S4246A/A5322A also restricts some of the most toxic substances in packaging and addresses problematic plastics.  In our latest fact sheet, The Worst of the Worst: High-Priority Plastic Materials, Chemical Additives, and Products to Phase Out, NRDC calls for the phase-out of plastic polymers, additives, and products that: pose significant hazards to human health and the environment; are difficult to recycle and/or interfere with mechanical recycling systems; or are just simply unnecessary (like many single-use plastic items). This legislation addresses many of these recommendations by prohibiting the most toxic substances from being used in packaging, including polyvinyl chloride (PVC), PFAS (“forever chemicals”), formaldehyde, bisphenols, toluene, and heavy metals. The bill also bans other problem plastics like pigmented plastics which are notoriously difficult to recycle. Toxic substances in food-contact packaging are particularly concerning as these substances can leach out of packaging into the food and beverages we consume and accumulate in our bodies, contributing to diabetes, heart disease, cancers, obesity, and infertility.
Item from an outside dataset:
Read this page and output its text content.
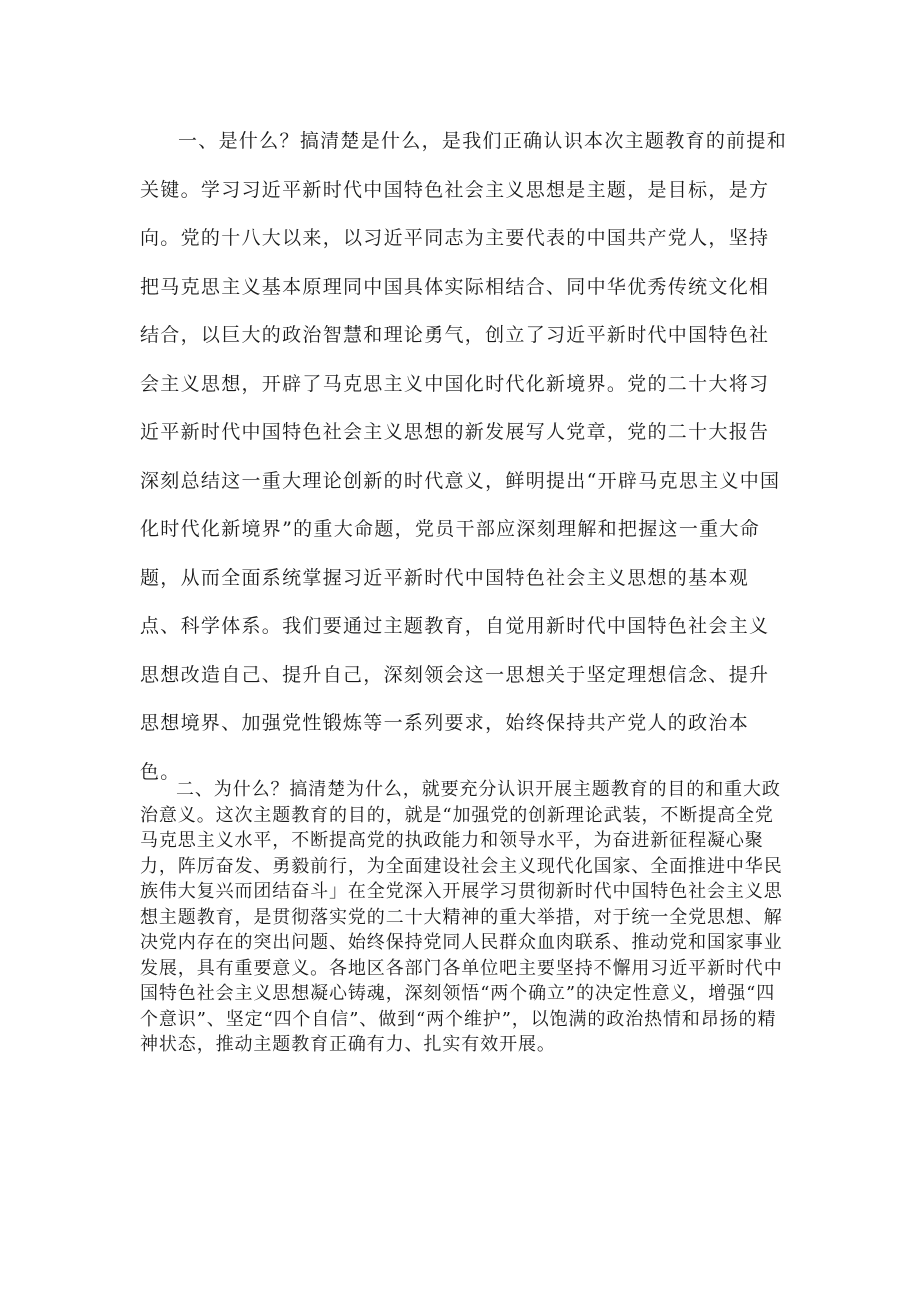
一、是什么？搞清楚是什么，是我们正确认识本次主题教育的前提和关键。学习习近平新时代中国特色社会主义思想是主题，是目标，是方向。党的十八大以来，以习近平同志为主要代表的中国共产党人，坚持把马克思主义基本原理同中国具体实际相结合、同中华优秀传统文化相结合，以巨大的政治智慧和理论勇气，创立了习近平新时代中国特色社会主义思想，开辟了马克思主义中国化时代化新境界。党的二十大将习近平新时代中国特色社会主义思想的新发展写人党章，党的二十大报告深刻总结这一重大理论创新的时代意义，鲜明提出“开辟马克思主义中国化时代化新境界”的重大命题，党员干部应深刻理解和把握这一重大命题，从而全面系统掌握习近平新时代中国特色社会主义思想的基本观点、科学体系。我们要通过主题教育，自觉用新时代中国特色社会主义思想改造自己、提升自己，深刻领会这一思想关于坚定理想信念、提升思想境界、加强党性锻炼等一系列要求，始终保持共产党人的政治本色。

二、为什么？搞清楚为什么，就要充分认识开展主题教育的目的和重大政治意义。这次主题教育的目的，就是“加强党的创新理论武装，不断提高全党马克思主义水平，不断提高党的执政能力和领导水平，为奋进新征程凝心聚力，阵厉奋发、勇毅前行，为全面建设社会主义现代化国家、全面推进中华民族伟大复兴而团结奋斗」在全党深入开展学习贯彻新时代中国特色社会主义思想主题教育，是贯彻落实党的二十大精神的重大举措，对于统一全党思想、解决党内存在的突出问题、始终保持党同人民群众血肉联系、推动党和国家事业发展，具有重要意义。各地区各部门各单位吧主要坚持不懈用习近平新时代中国特色社会主义思想凝心铸魂，深刻领悟“两个确立”的决定性意义，增强“四个意识”、坚定“四个自信”、做到“两个维护”，以饱满的政治热情和昂扬的精神状态，推动主题教育正确有力、扎实有效开展。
Promote improvements and investments in traditional recycling infrastructure, not chemical recycling    

Finally, this bill promotes investment in traditional (mechanical) recycling infrastructure rather than so-called “chemical recycling,” a false solution which is being promoted by the fossil fuel and plastic industry. “Chemical recycling” is not actually recycling, will not contribute to a non-toxic circular economy, and has been shown to create hazardous air pollution and generate hazardous waste at industrial facilities that are often located in low-income communities of color.   

Importantly, this legislation holds producers, rather than municipalities and taxpayers, responsible for a portion of the costs of end-of-life disposal of packaging waste. It includes a funding mechanism to ensure municipalities are reimbursed for their recycling, composting, and waste reduction operations. And it provides for the creation of an independent office of recycling inspector general within the Department to ensure implementation and enforcement of the statute. 

While the Barbie movie provided great summer entertainment for millions providing thought-provoking commentary on feminism and the legacy of Barbie, it did not tell the story of the ramifications of the plastic façade on our fragile planet. Back here in the real-world, we need legislation like the New York Waste Reduction and Recycling Infrastructure Act to maximize waste reduction, especially plastic waste, reduce pollution and toxics exposure, and expand our municipal recycling infrastructure to better serve our communities.